C6.3 - Measurement Error and Statistics of Pairing Microphones for Directional Arrays in Hearing Aids
- Event
- SENSOR+TEST Conferences 2011
2011-06-07 - 2011-06-09
Nürnberg - Band
- Proceedings SENSOR 2011
- Chapter
- C6 - Miniature Audio Transducers
- Author(s)
- D. Warren, C. King - Knowles Electronics, Itasca, Illinois (USA)
- Pages
- 471 - 476
- DOI
- 10.5162/sensor11/c6.3
- ISBN
- 978-3-9810993-9-3
- Price
- free
Abstract
Directional acoustic sensing in hearing aids has been demonstrated to be an effective means of improving the understanding of speech in background noise. Directionality in hearing aids may be implemented as a pair of omnidirectional microphones, digitally processed to form a directional response. It is highly desirable in hearing aid design for the device to be small and unseen when worn, so the distance between the mircophones must be short, between approximately 8mm and 16mm. With this close spacing of microphones, the microphones should be well matched in sensitivity magnitude and phase across frequencies. The hearing aid manufacturer may choose to compensate for microphone mismatch in their processing, or purchase microphones within an extremely tight specification. This presents an expensive burden on the microphone manufacturer, as tolerances of microphone pairs for directional performance are a small fraction of the tolerances of single microphones in volume production. It is financially infeasible to reject product based on tighter tolerances, and gauge requirements for testing adequately to control the process within the tight matching tolerance is not achievalble.

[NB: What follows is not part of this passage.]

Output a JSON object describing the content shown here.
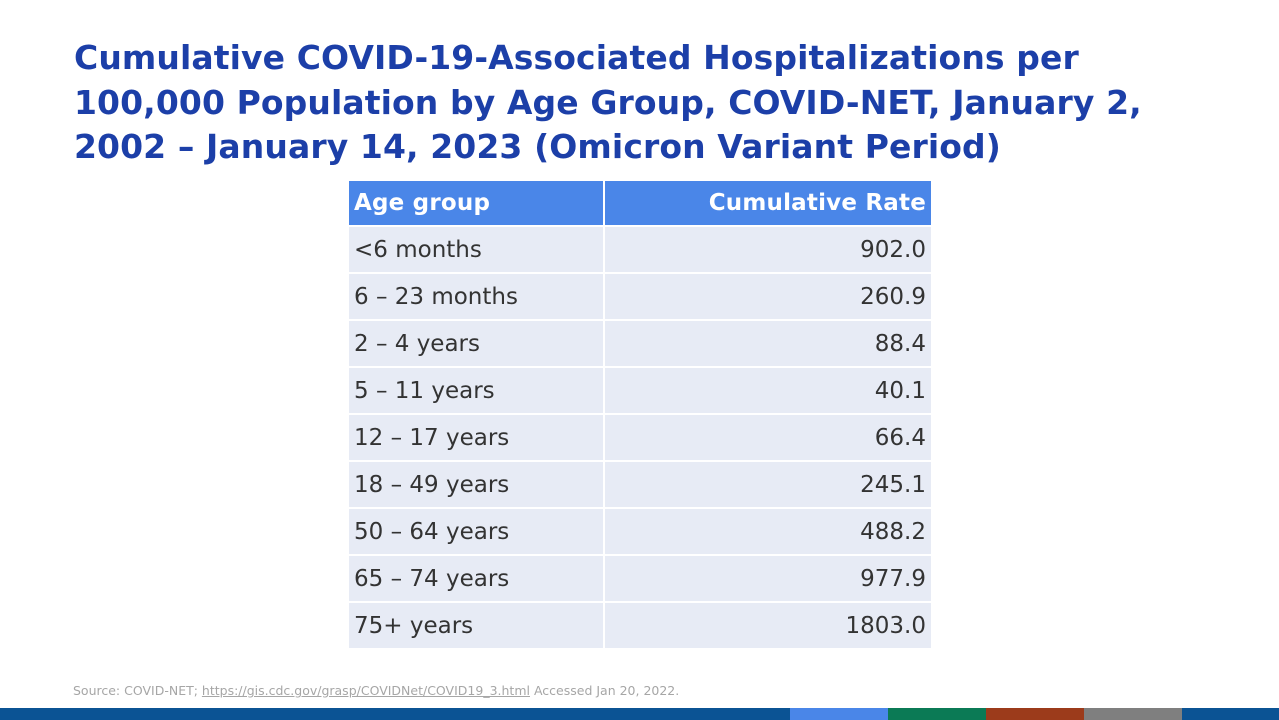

The compromise is to match the microphones, selecting pairs of microphones out of production batches that have similar sensitivity magnitude and phase across a range of frequencies. The idea of measuring sufficient to match devices with a tolerance forces a different analysis of gauge repeatability and reliability than controlling a process to tolerance. The conclusion of the analysis was that the production test system needed improvement, but that improvement was achievable without burdensome ongoing cost.
Several criteria are used to determine if a pair of microphones is a match. The challenge is to maximize the number of pairs pulled from a batch. In general this is a difficult nonlinear integer optimization problem, but a simple algorithm based on graph theory comes close to the optimum solution. The number of pairs can be approximated from a product of a function of the ratio of production variation to matching tolerance for each independet variable.